Description: Our innovation consists of four core operational changes:1. Standardized risk stratification in the Emergency Department(ED) to identify low risk patients for outpatient treatment
2. Benzodiazepine sparing symptom triggered medication regimen
3. Daily clinical dashboard surveillance and risk stratification for continued hospital stay
4. Telephone follow up for patients discharged from the ED or hospital
We chose a risk stratification algorithm previously described by Stephens et. Al. with the only modification being a change in the outpatient fixed dose regimens to five days of Gabapentin or three days of Lorazepam. Heart rate > 100 AND systolic blood pressure >165 were added to the standard Clinical Institute Withdrawal Assessment (CIWA) score as thresholds for medication dosing, dramatically decreasing the number of doses given. An operational dashboard was developed to identify current inpatients on CIWA which a hospitalist surveilled daily and reminded attendings to risk stratify and discharge low risk patients. Placement of an electronic-consult triggered three days of hospitalist telephone follow up for all homegoing ED patients and selected homegoing floor patients.
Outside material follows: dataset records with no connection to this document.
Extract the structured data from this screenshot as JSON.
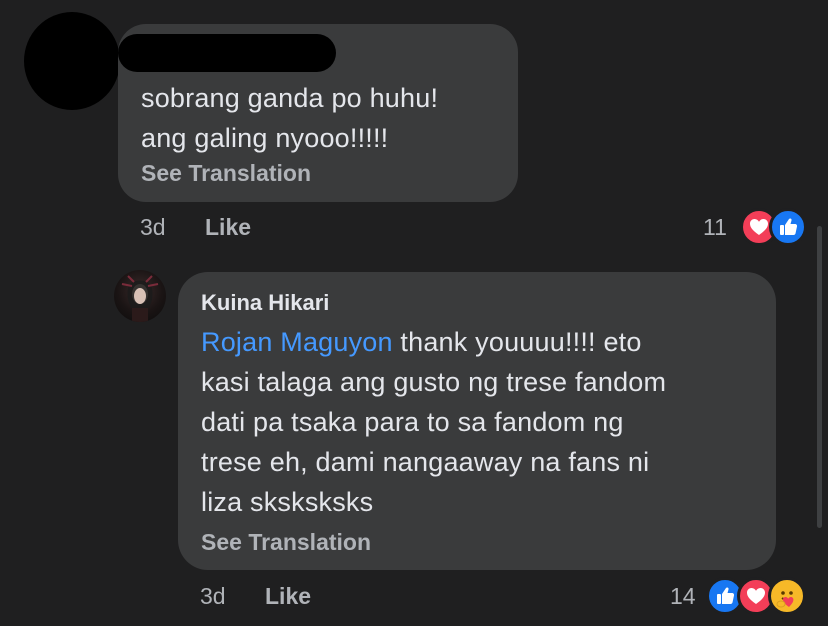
{
  "comment1": {
    "lines": [
      "sobrang ganda po huhu!",
      "ang galing nyooo!!!!!"
    ],
    "see_translation": "See Translation",
    "time": "3d",
    "like_label": "Like",
    "reaction_count": "11",
    "reactions": [
      "love-icon",
      "like-icon"
    ]
  },
  "reply": {
    "author": "Kuina Hikari",
    "mention": "Rojan Maguyon",
    "line1_rest": " thank youuuu!!!! eto",
    "lines": [
      "kasi talaga ang gusto ng trese fandom",
      "dati pa tsaka para to sa fandom ng",
      "trese eh, dami nangaaway na fans ni",
      "liza sksksksks"
    ],
    "see_translation": "See Translation",
    "time": "3d",
    "like_label": "Like",
    "reaction_count": "14",
    "reactions": [
      "like-icon",
      "love-icon",
      "care-icon"
    ]
  },
  "colors": {
    "background": "#1f1f20",
    "bubble": "#3a3b3c",
    "mention": "#4599ff",
    "secondary_text": "#b0b3b8",
    "like_blue": "#1877f2",
    "love_red": "#f33e58",
    "care_yellow": "#f7b928"
  }
}
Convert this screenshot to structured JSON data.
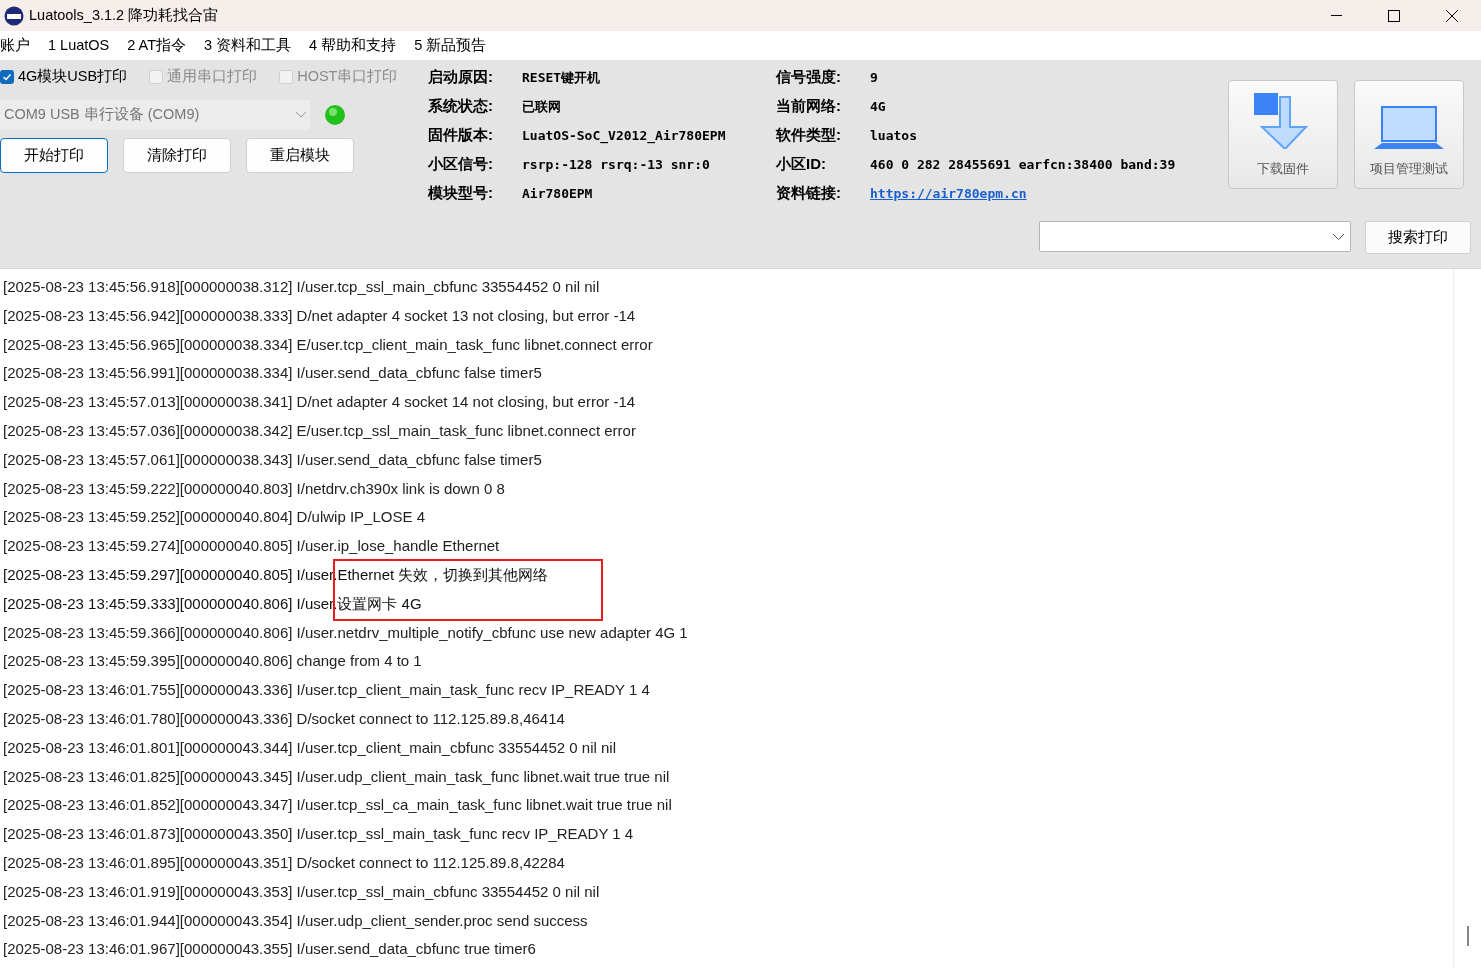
{
  "window": {
    "title": "Luatools_3.1.2 降功耗找合宙"
  },
  "menu": [
    "账户",
    "1 LuatOS",
    "2 AT指令",
    "3 资料和工具",
    "4 帮助和支持",
    "5 新品预告"
  ],
  "print_options": [
    {
      "label": "4G模块USB打印",
      "checked": true,
      "disabled": false
    },
    {
      "label": "通用串口打印",
      "checked": false,
      "disabled": true
    },
    {
      "label": "HOST串口打印",
      "checked": false,
      "disabled": true
    }
  ],
  "port": {
    "value": "COM9 USB 串行设备 (COM9)",
    "connected": true,
    "disabled": true
  },
  "buttons": [
    {
      "label": "开始打印",
      "selected": true
    },
    {
      "label": "清除打印",
      "selected": false
    },
    {
      "label": "重启模块",
      "selected": false
    }
  ],
  "info_left": [
    {
      "label": "启动原因:",
      "value": "RESET键开机",
      "kind": "text"
    },
    {
      "label": "系统状态:",
      "value": "已联网",
      "kind": "text"
    },
    {
      "label": "固件版本:",
      "value": "LuatOS-SoC_V2012_Air780EPM",
      "kind": "text"
    },
    {
      "label": "小区信号:",
      "value": "rsrp:-128 rsrq:-13 snr:0",
      "kind": "text"
    },
    {
      "label": "模块型号:",
      "value": "Air780EPM",
      "kind": "text"
    }
  ],
  "info_right": [
    {
      "label": "信号强度:",
      "value": "9",
      "kind": "text"
    },
    {
      "label": "当前网络:",
      "value": "4G",
      "kind": "text"
    },
    {
      "label": "软件类型:",
      "value": "luatos",
      "kind": "text"
    },
    {
      "label": "小区ID:",
      "value": "460 0 282 28455691 earfcn:38400 band:39",
      "kind": "text"
    },
    {
      "label": "资料链接:",
      "value": "https://air780epm.cn",
      "kind": "link"
    }
  ],
  "tool_buttons": [
    {
      "label": "下载固件",
      "kind": "download"
    },
    {
      "label": "项目管理测试",
      "kind": "laptop"
    }
  ],
  "search_button": "搜索打印",
  "log": [
    {
      "text": "[2025-08-23 13:45:56.918][000000038.312] I/user.tcp_ssl_main_cbfunc 33554452 0 nil nil",
      "highlighted": false
    },
    {
      "text": "[2025-08-23 13:45:56.942][000000038.333] D/net adapter 4 socket 13 not closing, but error -14",
      "highlighted": false
    },
    {
      "text": "[2025-08-23 13:45:56.965][000000038.334] E/user.tcp_client_main_task_func libnet.connect error",
      "highlighted": false
    },
    {
      "text": "[2025-08-23 13:45:56.991][000000038.334] I/user.send_data_cbfunc false timer5",
      "highlighted": false
    },
    {
      "text": "[2025-08-23 13:45:57.013][000000038.341] D/net adapter 4 socket 14 not closing, but error -14",
      "highlighted": false
    },
    {
      "text": "[2025-08-23 13:45:57.036][000000038.342] E/user.tcp_ssl_main_task_func libnet.connect error",
      "highlighted": false
    },
    {
      "text": "[2025-08-23 13:45:57.061][000000038.343] I/user.send_data_cbfunc false timer5",
      "highlighted": false
    },
    {
      "text": "[2025-08-23 13:45:59.222][000000040.803] I/netdrv.ch390x link is down 0 8",
      "highlighted": false
    },
    {
      "text": "[2025-08-23 13:45:59.252][000000040.804] D/ulwip IP_LOSE 4",
      "highlighted": false
    },
    {
      "text": "[2025-08-23 13:45:59.274][000000040.805] I/user.ip_lose_handle Ethernet",
      "highlighted": false
    },
    {
      "text": "[2025-08-23 13:45:59.297][000000040.805] I/user.Ethernet 失效，切换到其他网络",
      "highlighted": true
    },
    {
      "text": "[2025-08-23 13:45:59.333][000000040.806] I/user.设置网卡 4G",
      "highlighted": true
    },
    {
      "text": "[2025-08-23 13:45:59.366][000000040.806] I/user.netdrv_multiple_notify_cbfunc use new adapter 4G 1",
      "highlighted": false
    },
    {
      "text": "[2025-08-23 13:45:59.395][000000040.806] change from 4 to 1",
      "highlighted": false
    },
    {
      "text": "[2025-08-23 13:46:01.755][000000043.336] I/user.tcp_client_main_task_func recv IP_READY 1 4",
      "highlighted": false
    },
    {
      "text": "[2025-08-23 13:46:01.780][000000043.336] D/socket connect to 112.125.89.8,46414",
      "highlighted": false
    },
    {
      "text": "[2025-08-23 13:46:01.801][000000043.344] I/user.tcp_client_main_cbfunc 33554452 0 nil nil",
      "highlighted": false
    },
    {
      "text": "[2025-08-23 13:46:01.825][000000043.345] I/user.udp_client_main_task_func libnet.wait true true nil",
      "highlighted": false
    },
    {
      "text": "[2025-08-23 13:46:01.852][000000043.347] I/user.tcp_ssl_ca_main_task_func libnet.wait true true nil",
      "highlighted": false
    },
    {
      "text": "[2025-08-23 13:46:01.873][000000043.350] I/user.tcp_ssl_main_task_func recv IP_READY 1 4",
      "highlighted": false
    },
    {
      "text": "[2025-08-23 13:46:01.895][000000043.351] D/socket connect to 112.125.89.8,42284",
      "highlighted": false
    },
    {
      "text": "[2025-08-23 13:46:01.919][000000043.353] I/user.tcp_ssl_main_cbfunc 33554452 0 nil nil",
      "highlighted": false
    },
    {
      "text": "[2025-08-23 13:46:01.944][000000043.354] I/user.udp_client_sender.proc send success",
      "highlighted": false
    },
    {
      "text": "[2025-08-23 13:46:01.967][000000043.355] I/user.send_data_cbfunc true timer6",
      "highlighted": false
    }
  ]
}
The project was implemented mid-February 2018 and 8 months of follow up data are now available:
1. Reduction in admissions from 24 to 14 per month (50%)
2. Reduction in hospital wide all cause readmissions from 4/month to less than 1
3. Reduction in length of stay from 3.5 to 2.0 days (40%)
4. Reduction in the number of CIWA notes by nursing staff from 810/month to 430(47%)
5. Reduction in intensive care unit transfers from the floor for severe AWS

Conclusions: A combination of clinical best practice, electronic medical record innovation and use of an operational dashboard decreased hospital admissions, readmissions, length of stay and nursing workload for AWS while improving patient safety. Although this was accomplished in a Veterans Affairs hospital, implementation would be feasible at any hospital with an electronic medical record and a corporate data warehouse.